AMIN PHILIPPE FAUCON
(3 OCTOBRE 2018)
Ciné social. Emmanuelle Devos et Moustapha Mbengue torses à demi nus contre des oreillers rayés sur l’affiche du prochain film de Philippe Faucon, ça peut surprendre. Mais, à part le choix de l’actrice multiprimée dont il est peu coutumier, on retrouve les problématiques sociales chères au réalisateur : l’exil, la confrontation des cultures, l’indépendance féminine... à la différence près qu’elles sont aussi déplacées hors du territoire hexagonal. Trois ans après le césarisé Fatima, c’est au personnage d’Amin, père de famille sénégalais qui vit seul en France que Faucon s’intéresse.

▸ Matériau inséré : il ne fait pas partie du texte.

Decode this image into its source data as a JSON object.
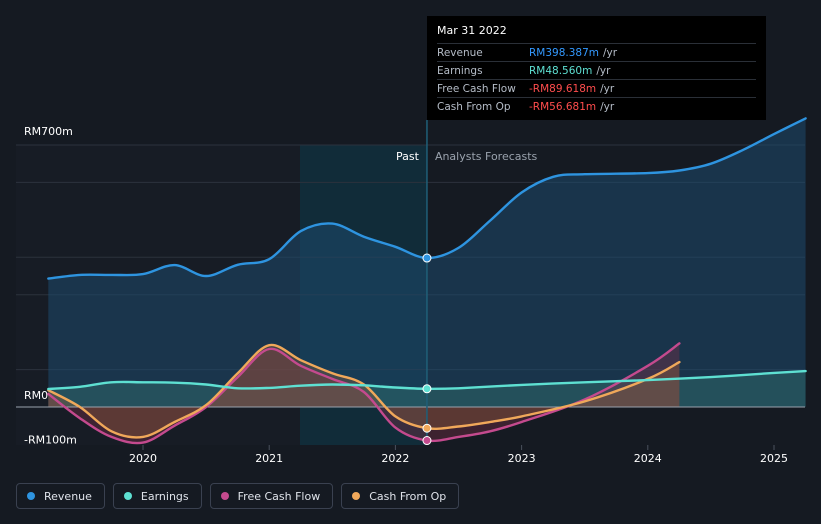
{
  "chart_data": {
    "type": "line",
    "title": "",
    "xlabel": "",
    "ylabel": "",
    "ylim": [
      -100,
      700
    ],
    "y_tick_labels": [
      "RM700m",
      "RM0",
      "-RM100m"
    ],
    "x_ticks": [
      2020,
      2021,
      2022,
      2023,
      2024,
      2025
    ],
    "x_tick_labels": [
      "2020",
      "2021",
      "2022",
      "2023",
      "2024",
      "2025"
    ],
    "past_label": "Past",
    "forecast_label": "Analysts Forecasts",
    "divider_x": 2022.25,
    "series": [
      {
        "name": "Revenue",
        "color": "#2e94e0",
        "points": [
          [
            2019.25,
            343
          ],
          [
            2019.5,
            353
          ],
          [
            2019.75,
            353
          ],
          [
            2020.0,
            355
          ],
          [
            2020.25,
            379
          ],
          [
            2020.5,
            350
          ],
          [
            2020.75,
            380
          ],
          [
            2021.0,
            395
          ],
          [
            2021.25,
            470
          ],
          [
            2021.5,
            490
          ],
          [
            2021.75,
            455
          ],
          [
            2022.0,
            428
          ],
          [
            2022.25,
            398
          ]
        ],
        "forecast": [
          [
            2022.25,
            398
          ],
          [
            2022.5,
            425
          ],
          [
            2022.75,
            498
          ],
          [
            2023.0,
            573
          ],
          [
            2023.25,
            615
          ],
          [
            2023.5,
            622
          ],
          [
            2024.0,
            625
          ],
          [
            2024.25,
            632
          ],
          [
            2024.5,
            650
          ],
          [
            2024.75,
            686
          ],
          [
            2025.0,
            729
          ],
          [
            2025.25,
            771
          ]
        ]
      },
      {
        "name": "Earnings",
        "color": "#5ee0d2",
        "points": [
          [
            2019.25,
            48
          ],
          [
            2019.5,
            54
          ],
          [
            2019.75,
            66
          ],
          [
            2020.0,
            66
          ],
          [
            2020.25,
            65
          ],
          [
            2020.5,
            60
          ],
          [
            2020.75,
            50
          ],
          [
            2021.0,
            51
          ],
          [
            2021.25,
            57
          ],
          [
            2021.5,
            60
          ],
          [
            2021.75,
            58
          ],
          [
            2022.0,
            52
          ],
          [
            2022.25,
            48.6
          ]
        ],
        "forecast": [
          [
            2022.25,
            48.6
          ],
          [
            2022.5,
            50
          ],
          [
            2023.0,
            59
          ],
          [
            2023.5,
            66
          ],
          [
            2024.0,
            72
          ],
          [
            2024.5,
            80
          ],
          [
            2025.0,
            91
          ],
          [
            2025.25,
            96
          ]
        ]
      },
      {
        "name": "Free Cash Flow",
        "color": "#c44a8e",
        "points": [
          [
            2019.25,
            35
          ],
          [
            2019.5,
            -30
          ],
          [
            2019.75,
            -80
          ],
          [
            2020.0,
            -95
          ],
          [
            2020.25,
            -50
          ],
          [
            2020.5,
            0
          ],
          [
            2020.75,
            80
          ],
          [
            2021.0,
            155
          ],
          [
            2021.25,
            110
          ],
          [
            2021.5,
            75
          ],
          [
            2021.75,
            40
          ],
          [
            2022.0,
            -55
          ],
          [
            2022.25,
            -89.6
          ]
        ],
        "forecast": [
          [
            2022.25,
            -89.6
          ],
          [
            2022.5,
            -80
          ],
          [
            2022.75,
            -65
          ],
          [
            2023.0,
            -40
          ],
          [
            2023.5,
            20
          ],
          [
            2024.0,
            110
          ],
          [
            2024.25,
            170
          ]
        ]
      },
      {
        "name": "Cash From Op",
        "color": "#f0a85a",
        "points": [
          [
            2019.25,
            45
          ],
          [
            2019.5,
            0
          ],
          [
            2019.75,
            -65
          ],
          [
            2020.0,
            -80
          ],
          [
            2020.25,
            -40
          ],
          [
            2020.5,
            5
          ],
          [
            2020.75,
            90
          ],
          [
            2021.0,
            165
          ],
          [
            2021.25,
            125
          ],
          [
            2021.5,
            90
          ],
          [
            2021.75,
            60
          ],
          [
            2022.0,
            -25
          ],
          [
            2022.25,
            -56.7
          ]
        ],
        "forecast": [
          [
            2022.25,
            -56.7
          ],
          [
            2022.5,
            -52
          ],
          [
            2022.75,
            -40
          ],
          [
            2023.0,
            -25
          ],
          [
            2023.5,
            15
          ],
          [
            2024.0,
            75
          ],
          [
            2024.25,
            120
          ]
        ]
      }
    ]
  },
  "tooltip": {
    "date": "Mar 31 2022",
    "rows": [
      {
        "label": "Revenue",
        "value": "RM398.387m",
        "unit": "/yr",
        "color": "#3399ff"
      },
      {
        "label": "Earnings",
        "value": "RM48.560m",
        "unit": "/yr",
        "color": "#5ee0d2"
      },
      {
        "label": "Free Cash Flow",
        "value": "-RM89.618m",
        "unit": "/yr",
        "color": "#ff4d4d"
      },
      {
        "label": "Cash From Op",
        "value": "-RM56.681m",
        "unit": "/yr",
        "color": "#ff4d4d"
      }
    ]
  },
  "legend": [
    {
      "label": "Revenue",
      "color": "#2e94e0"
    },
    {
      "label": "Earnings",
      "color": "#5ee0d2"
    },
    {
      "label": "Free Cash Flow",
      "color": "#c44a8e"
    },
    {
      "label": "Cash From Op",
      "color": "#f0a85a"
    }
  ]
}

Amin, roc discret et impénétrable qui encaisse les pressions sans faillir. Pris dans un entre-deux constant, il se déplace des chantiers bruyants où les engins éventrent des plaques de métal, aux jardins de particuliers où l’on creuse jusqu’au soir. Du foyer de travailleurs, aux maisons pavillonnaires. Du pays d’origine bercé par le soleil, au pays d’accueil plus sombre et froid. Le film se construit en plans fixes, dans un effet miroir entre France et Sénégal - deux réalités entre lesquelles Amin est partagé. Si le long-métrage ose quelques tirades surexplicatives qui mettent à distance, c’est dans les soupirs et les regards chargés qu’il saisit. Regards qui suscitent aussi l’union charnelle où les mots ne sont plus nécessaires. Une énième intrigue érotique pour captiver les spectateurs ? Non, un désir irrépressible de ne plus être entre deux, dans une société d’immigration encore trop cloisonnée.